Bevor es aber zum Tanz ging, sind wir noch schnell etwas essen gegangen. Dann sind wir erst zur Schule, weil es beim Prom an sich meistens kein richtiges Essen gibt, sondern nur Snacks und Wasser. Für das Essen muss man bis zu Postprom warten, das ist der eher informelle und spaßige Teil nach dem Prom, bei dem Spiele gespielt werden, gegessen wird und auch noch viele andere Aktivitäten stattfinden.
Aber erstmal zum Prom…
Unserer fand in der Basketballhalle statt in der auch andere Events gehalten werden, nur konnte man die fast nicht wiedererkennen weil alles so toll dekoriert war. Unser Thema war irgendwie so etwas wie verwunschener Wald und alles sah sehr hübsch geschmückt aus.
Am Anfang trifft man natürlich erstmal alle Leute, die man kennt und Komplimente zu den Kleidern werden ausgetauscht, aber die Stimmung ist noch nicht so party-mäßig. Es läuft auch schon am Anfang Musik, aber erst ab einer bestimmten Zeit geht es so richtig los. Die Türen werden nämlich ab dem Punkt geschlossen und wenn man raus geht darf man quasi nicht mehr rein und da gibt’s auch keine Ausnahmen.
Wir fanden unseren Prom echt toll aber im Endeffekt meinten alle der DJ wäre nicht so toll gewesen, aber ja egal wir hatten trotzdem eine tolle Zeit mit viel singen und tanzen. Die meisten Austauschschüler hatten kein Date und wir waren einfach meistens in der Gruppe unterwegs, aber das ist ziemlich üblich, nur beim romantischen „slow dance“ steht man vielleicht ein bisschen blöd da.Aber wir haben einfach aus Spaß mit Freunden getanzt oder man geht zur Seite und redet oder holt sich ein paar Snacks.
In den Filmen ist es ja immer so groß, wer denn jetzt Prom-King und Prom-Queen wird, aber eigentlich war das gar nicht so eine große Show. Die zwei wurden vorgerufen und es gab Applaus aber es war sowieso zu laut und man konnte sie auch nicht so gut sehen, wenn man nicht ganz vorne stand. Das ist ja wahrscheinlich je nach Schule und Jahrgang anders, aber bei uns hatte ich auch das Gefühl, dass eher Leute ausgewählt wurden, die sich eben für die Schule engagieren und gemocht sind anstatt irgendwelche super populären Schulstars.
Wie gesagt war nach dem Tanzen dann noch Postprom
Dafür geht man kurz nach Hause und zieht sich was Normales an und kam dann bei uns in die Sporthalle neben der Schule. Dort gab es alles Mögliche zu tun und viele sagen auch immer, dass sie Postprom besser finden als den eigentlichen Prom.

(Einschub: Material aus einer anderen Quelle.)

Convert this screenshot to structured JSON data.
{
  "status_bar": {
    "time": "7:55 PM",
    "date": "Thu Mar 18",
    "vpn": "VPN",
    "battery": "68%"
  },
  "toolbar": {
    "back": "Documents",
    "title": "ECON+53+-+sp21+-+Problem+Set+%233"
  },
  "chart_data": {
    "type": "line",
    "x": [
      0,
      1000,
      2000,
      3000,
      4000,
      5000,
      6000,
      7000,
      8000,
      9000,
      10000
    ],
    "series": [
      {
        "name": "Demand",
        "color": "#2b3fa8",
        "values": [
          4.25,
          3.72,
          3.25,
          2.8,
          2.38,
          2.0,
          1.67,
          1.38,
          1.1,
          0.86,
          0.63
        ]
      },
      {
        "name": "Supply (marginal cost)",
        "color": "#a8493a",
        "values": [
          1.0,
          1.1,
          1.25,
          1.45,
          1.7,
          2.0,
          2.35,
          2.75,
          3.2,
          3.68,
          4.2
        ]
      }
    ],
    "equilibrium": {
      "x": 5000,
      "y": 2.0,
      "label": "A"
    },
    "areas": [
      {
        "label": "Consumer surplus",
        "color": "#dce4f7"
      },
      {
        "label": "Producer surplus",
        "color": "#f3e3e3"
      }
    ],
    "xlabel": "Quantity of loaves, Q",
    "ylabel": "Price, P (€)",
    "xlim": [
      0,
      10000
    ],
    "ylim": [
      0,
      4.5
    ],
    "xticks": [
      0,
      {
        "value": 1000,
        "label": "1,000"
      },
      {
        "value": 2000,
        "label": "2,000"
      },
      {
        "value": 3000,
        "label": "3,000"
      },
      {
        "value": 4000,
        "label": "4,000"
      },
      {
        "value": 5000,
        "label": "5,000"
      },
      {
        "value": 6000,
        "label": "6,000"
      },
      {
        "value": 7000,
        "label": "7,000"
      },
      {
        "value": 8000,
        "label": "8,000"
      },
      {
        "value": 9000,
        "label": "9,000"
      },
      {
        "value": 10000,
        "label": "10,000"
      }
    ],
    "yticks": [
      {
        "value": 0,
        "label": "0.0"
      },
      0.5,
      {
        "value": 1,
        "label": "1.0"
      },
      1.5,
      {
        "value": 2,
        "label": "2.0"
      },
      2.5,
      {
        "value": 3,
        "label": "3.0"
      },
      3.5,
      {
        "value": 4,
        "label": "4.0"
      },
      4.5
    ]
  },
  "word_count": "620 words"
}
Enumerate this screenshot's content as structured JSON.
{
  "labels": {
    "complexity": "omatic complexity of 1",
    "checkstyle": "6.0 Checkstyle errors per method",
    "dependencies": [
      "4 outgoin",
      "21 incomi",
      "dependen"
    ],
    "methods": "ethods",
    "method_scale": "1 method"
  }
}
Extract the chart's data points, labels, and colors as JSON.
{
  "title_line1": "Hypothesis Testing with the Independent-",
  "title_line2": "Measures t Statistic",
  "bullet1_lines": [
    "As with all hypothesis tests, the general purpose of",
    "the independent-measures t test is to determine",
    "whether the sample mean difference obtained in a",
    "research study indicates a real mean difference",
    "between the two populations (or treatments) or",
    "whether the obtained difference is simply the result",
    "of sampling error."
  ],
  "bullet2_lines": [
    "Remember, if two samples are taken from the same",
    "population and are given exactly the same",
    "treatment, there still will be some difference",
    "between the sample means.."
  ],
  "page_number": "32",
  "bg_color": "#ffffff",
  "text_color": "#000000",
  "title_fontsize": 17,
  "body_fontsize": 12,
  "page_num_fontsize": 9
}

Ich persönlich fand beides cool, aber es ging bis um 2 Uhr nachts und am Ende waren wir schon etwas fertig.
Sport in der High School
Dann ging es aber erstmal noch ein bisschen mit Schule weiter und auch bei Track hatten wir noch mehr Wettkämpfe die immer ganz cool waren. Tatsächlich mussten aber 2 Meets abgebrochen werden wegen stürmischem Wetter, naja also sobald es halt blitzt und donnert wird es abgesagt. Das Ironische war aber, dass ein Meet bei dem es wie aus Eimern die ganze Zeit geschüttet hat, nicht abgesagt wurde und wir Stunden im kalten Regen waren… naja war am Ende trotzdem lustig.
Das letzte Treffen der Jugendgruppe
In der Woche war dann auch mein letztes Mal Jugendgruppe und das hat mir dann doch einen Realitycheck gegeben bei dem man realisiert, dass alles bald vorbei ist. Ich bin eigentlich nicht die Person die sehr emotional bei Abschieden wird, aber es ist schon schwer zu realisieren, dass man viele Leute eben wirklich NIE wieder sieht. Das gehört ja aber eben dazu und es war an dem Punkt ja noch nicht ganz vorbei.